Susan then heard Mrs Coulter confiding her fears.

‘I may not practise my craft much longer, for the hip-gout grows worse and I must take a stick to get about. I can’t mount even the mildest o’ mares, and soon I’ll only be able to attend those who can send a gig or donkey-cart for me. Besides, the business o’ birthing troubles me more as time passes, and women in peril such as we have here – they cause me much grief, and doubt o’ my own judgement. I’m getting too old, Mr Turnbull.’

More muttering followed, and then the apothecary came to a decision.

‘Look, I will bring two ounces of castor oil, to be well mixed with freshly squeezed orange juice and given to Mrs Twydell at first light tomorrow. The violent emptying of the bowel may stir the womb into its duty.’

So the next morning Susan lightly held Sally’s nose between thumb and forefinger until the nauseous mixture had all gone down.
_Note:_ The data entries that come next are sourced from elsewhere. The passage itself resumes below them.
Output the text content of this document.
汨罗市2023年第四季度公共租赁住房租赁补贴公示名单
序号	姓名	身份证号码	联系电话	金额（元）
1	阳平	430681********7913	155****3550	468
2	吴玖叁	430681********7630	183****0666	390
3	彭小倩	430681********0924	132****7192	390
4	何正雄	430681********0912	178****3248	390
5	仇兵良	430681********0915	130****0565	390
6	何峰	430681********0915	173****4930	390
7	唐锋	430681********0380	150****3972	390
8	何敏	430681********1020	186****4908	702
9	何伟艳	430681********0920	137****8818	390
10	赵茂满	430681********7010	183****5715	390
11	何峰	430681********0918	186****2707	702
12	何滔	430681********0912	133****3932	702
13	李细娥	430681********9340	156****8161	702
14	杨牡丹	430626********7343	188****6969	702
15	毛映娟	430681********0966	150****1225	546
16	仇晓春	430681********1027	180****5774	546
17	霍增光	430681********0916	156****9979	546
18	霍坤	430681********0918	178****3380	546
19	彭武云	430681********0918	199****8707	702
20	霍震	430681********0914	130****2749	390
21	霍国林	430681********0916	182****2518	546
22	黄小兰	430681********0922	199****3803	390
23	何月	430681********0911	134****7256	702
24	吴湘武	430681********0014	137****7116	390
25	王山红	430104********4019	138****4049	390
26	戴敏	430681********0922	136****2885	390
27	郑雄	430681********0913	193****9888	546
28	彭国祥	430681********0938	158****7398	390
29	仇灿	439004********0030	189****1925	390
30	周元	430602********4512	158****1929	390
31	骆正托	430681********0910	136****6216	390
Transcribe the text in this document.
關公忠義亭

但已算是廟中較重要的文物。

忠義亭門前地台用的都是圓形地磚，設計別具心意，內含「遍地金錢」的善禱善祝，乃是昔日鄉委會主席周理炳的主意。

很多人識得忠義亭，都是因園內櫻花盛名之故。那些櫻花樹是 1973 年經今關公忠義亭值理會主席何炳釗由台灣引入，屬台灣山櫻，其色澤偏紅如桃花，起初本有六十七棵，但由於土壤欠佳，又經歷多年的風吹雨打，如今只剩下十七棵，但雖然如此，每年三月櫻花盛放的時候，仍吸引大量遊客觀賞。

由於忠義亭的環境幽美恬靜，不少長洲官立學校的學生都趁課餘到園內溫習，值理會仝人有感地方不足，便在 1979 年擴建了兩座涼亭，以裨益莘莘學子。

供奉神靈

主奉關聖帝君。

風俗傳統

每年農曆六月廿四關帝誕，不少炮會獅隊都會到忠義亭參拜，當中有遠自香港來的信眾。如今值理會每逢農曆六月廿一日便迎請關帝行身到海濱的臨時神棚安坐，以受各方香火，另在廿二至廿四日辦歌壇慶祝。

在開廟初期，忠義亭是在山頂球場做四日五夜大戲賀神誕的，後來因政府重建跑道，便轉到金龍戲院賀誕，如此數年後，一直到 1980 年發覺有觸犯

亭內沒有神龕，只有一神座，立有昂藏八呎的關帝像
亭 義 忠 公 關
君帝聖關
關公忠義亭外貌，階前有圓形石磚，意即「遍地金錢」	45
‘Now drink some water and breathe deeply, Mrs Twydell,’ begged Susan, praying that the oil would not be vomited back again. She opened a window to let in a breath of air, and Mrs Bennett sat down to read aloud from the
Hampshire Chronicle
in a vain effort to divert Sally’s mind.

She threw the newspaper aside when Sally called urgently for the commode-stool and sat weightily between her mother and Susan, groaning as her bowel churned. A gurgling eruption of wind and liquid matter filled the room with an overpowering smell.
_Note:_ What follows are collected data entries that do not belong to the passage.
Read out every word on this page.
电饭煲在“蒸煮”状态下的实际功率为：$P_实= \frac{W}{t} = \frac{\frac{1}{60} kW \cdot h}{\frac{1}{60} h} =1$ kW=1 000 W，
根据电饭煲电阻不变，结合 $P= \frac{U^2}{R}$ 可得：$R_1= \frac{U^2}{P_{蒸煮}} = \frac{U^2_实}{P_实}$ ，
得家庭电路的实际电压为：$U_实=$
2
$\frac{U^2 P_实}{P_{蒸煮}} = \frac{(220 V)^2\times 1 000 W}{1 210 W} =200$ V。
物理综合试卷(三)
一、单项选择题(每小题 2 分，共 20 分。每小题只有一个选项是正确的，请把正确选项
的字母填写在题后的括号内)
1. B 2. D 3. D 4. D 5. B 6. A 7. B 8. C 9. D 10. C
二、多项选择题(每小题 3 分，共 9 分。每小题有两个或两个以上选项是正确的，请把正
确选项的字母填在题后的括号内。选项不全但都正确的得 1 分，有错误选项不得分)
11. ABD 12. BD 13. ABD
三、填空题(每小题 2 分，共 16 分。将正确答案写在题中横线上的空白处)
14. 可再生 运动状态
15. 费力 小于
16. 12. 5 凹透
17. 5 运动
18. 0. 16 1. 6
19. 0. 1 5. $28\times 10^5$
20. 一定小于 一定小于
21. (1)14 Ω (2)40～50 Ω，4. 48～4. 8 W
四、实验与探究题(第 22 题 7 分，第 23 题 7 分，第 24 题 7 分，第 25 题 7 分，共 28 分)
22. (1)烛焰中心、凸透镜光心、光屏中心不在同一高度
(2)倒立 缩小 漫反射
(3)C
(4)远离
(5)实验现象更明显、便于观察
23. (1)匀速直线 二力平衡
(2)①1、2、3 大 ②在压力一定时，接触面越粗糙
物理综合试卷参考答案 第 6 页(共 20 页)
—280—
‘That’s right, Mrs Twydell, you hold on to us and don’t mind a few farts,’ Susan said comfortably. ‘We all ha’ to let ’em go sometimes, even the Queen when she sits on the stool!’

Unpleasant as the purging was, it achieved the desired effect, for by midday Sally began to feel regular board-like tightenings of her abdomen, quarter-hourly at first, then every ten minutes. By six o’clock her mother was counting five minutes between them, and Sally was holding her breath with each seizure. Farmer Bennett willingly got out the three-seater, first to fetch Mrs Coulter and then to bring Mr Twydell over from Pulhurst.
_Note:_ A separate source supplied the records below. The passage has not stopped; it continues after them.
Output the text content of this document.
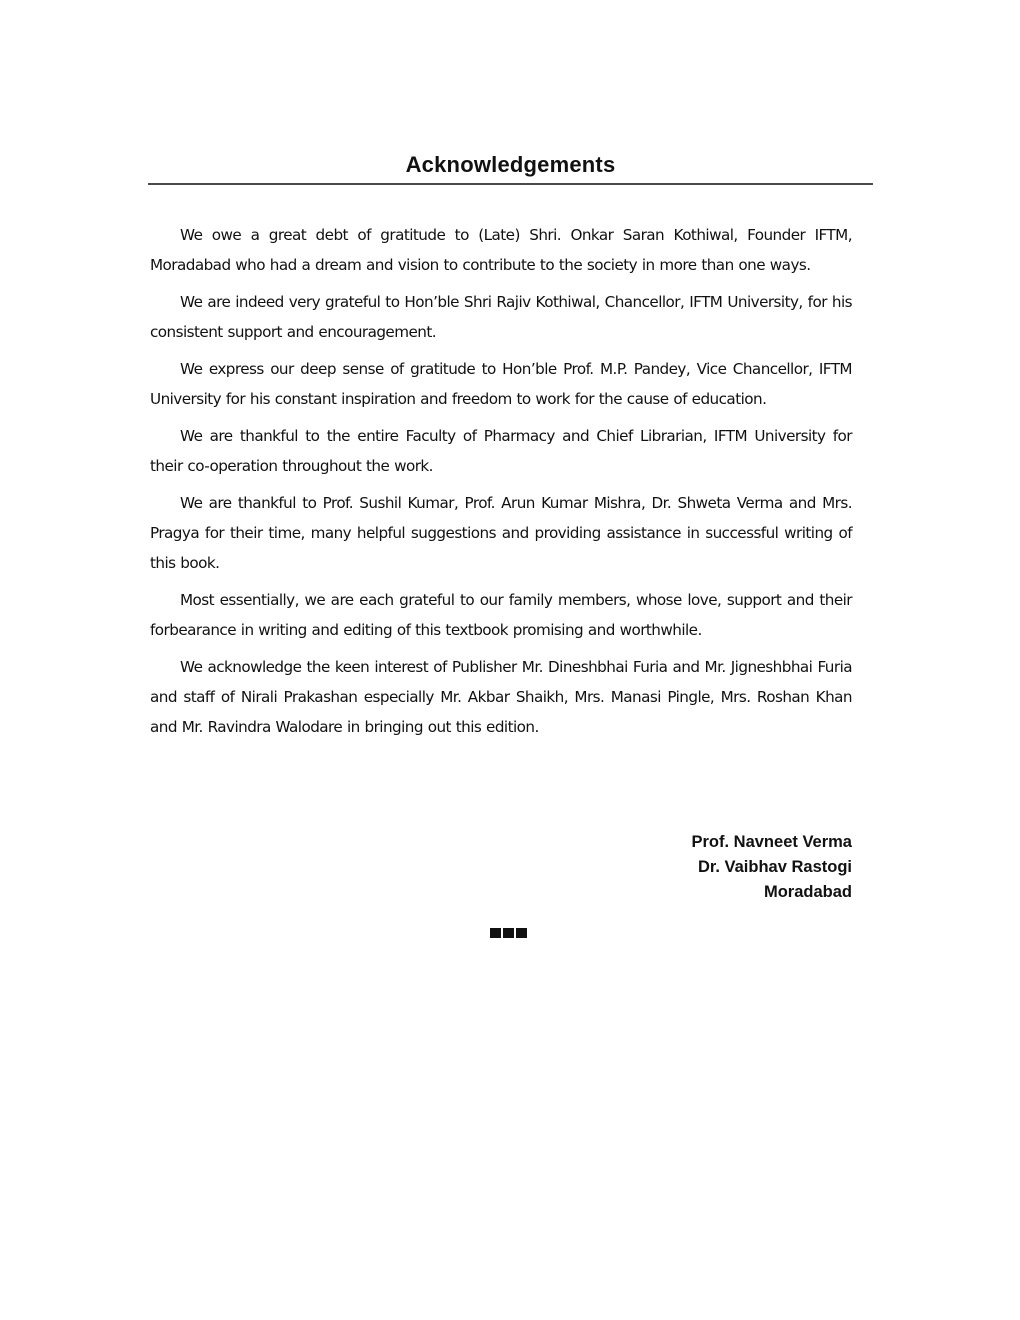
Acknowledgements

We owe a great debt of gratitude to (Late) Shri. Onkar Saran Kothiwal, Founder IFTM, Moradabad who had a dream and vision to contribute to the society in more than one ways.

We are indeed very grateful to Hon’ble Shri Rajiv Kothiwal, Chancellor, IFTM University, for his consistent support and encouragement.

We express our deep sense of gratitude to Hon’ble Prof. M.P. Pandey, Vice Chancellor, IFTM University for his constant inspiration and freedom to work for the cause of education.

We are thankful to the entire Faculty of Pharmacy and Chief Librarian, IFTM University for their co-operation throughout the work.

We are thankful to Prof. Sushil Kumar, Prof. Arun Kumar Mishra, Dr. Shweta Verma and Mrs. Pragya for their time, many helpful suggestions and providing assistance in successful writing of this book.

Most essentially, we are each grateful to our family members, whose love, support and their forbearance in writing and editing of this textbook promising and worthwhile.

We acknowledge the keen interest of Publisher Mr. Dineshbhai Furia and Mr. Jigneshbhai Furia and staff of Nirali Prakashan especially Mr. Akbar Shaikh, Mrs. Manasi Pingle, Mrs. Roshan Khan and Mr. Ravindra Walodare in bringing out this edition.

Prof. Navneet Verma
Dr. Vaibhav Rastogi
Moradabad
Mrs Coulter’s preliminary examination of the neck of the womb confirmed that the head of the child was presenting but was still quite high up. As she withdrew her two fingers, there was a gush of cloudy fluid: the waters had broken.

‘The child’s head faces towards the mother’s front instead o’ the back,’ said Mrs Coulter, and Susan gathered that this was not welcome news.

‘It means that travail will be longer, especially as it’s her first,’ sighed the midwife. ‘Either the head will turn round before it comes forth, or it’ll come out facing upwards – but the first is more likely, and it takes more time.’

The whole household waited up until the early hours of Midsummer Day, but when there were no developments the farmer ordered them to their beds, leaving only his wife and Susan to take turns at sitting up with the midwife and her charge.

When Mrs Coulter laid her ear against the abdominal dome to hear the child’s heartbeat, Susan asked if she too might listen, and the thrill of hearing the rapid pit-a-pat-a-pit-a-pat-a was like the revelation of learning the alphabet. The sound was most clearly heard on the right side, and the midwife pronounced it to be strong and regular.

The pains continued throughout the night and the following day. Bread and meat were sent up to the bedchamber, and Susan gave Sally sips of water and fruit cordials between her pains. Mrs Coulter showed her how to rub Sally’s back with long downward strokes and a circular movement at the base of the spine. It helped to ease the discomfort to some extent, but Susan noticed the midwife wincing with her own constant pain from the diseased hip joint; her eyes were ringed with fatigue, and Susan persuaded her to take a nap in Marianne’s room while she took over the stroking of Sally’s back, pressing her palms into the lower curve and softly murmuring encouragement.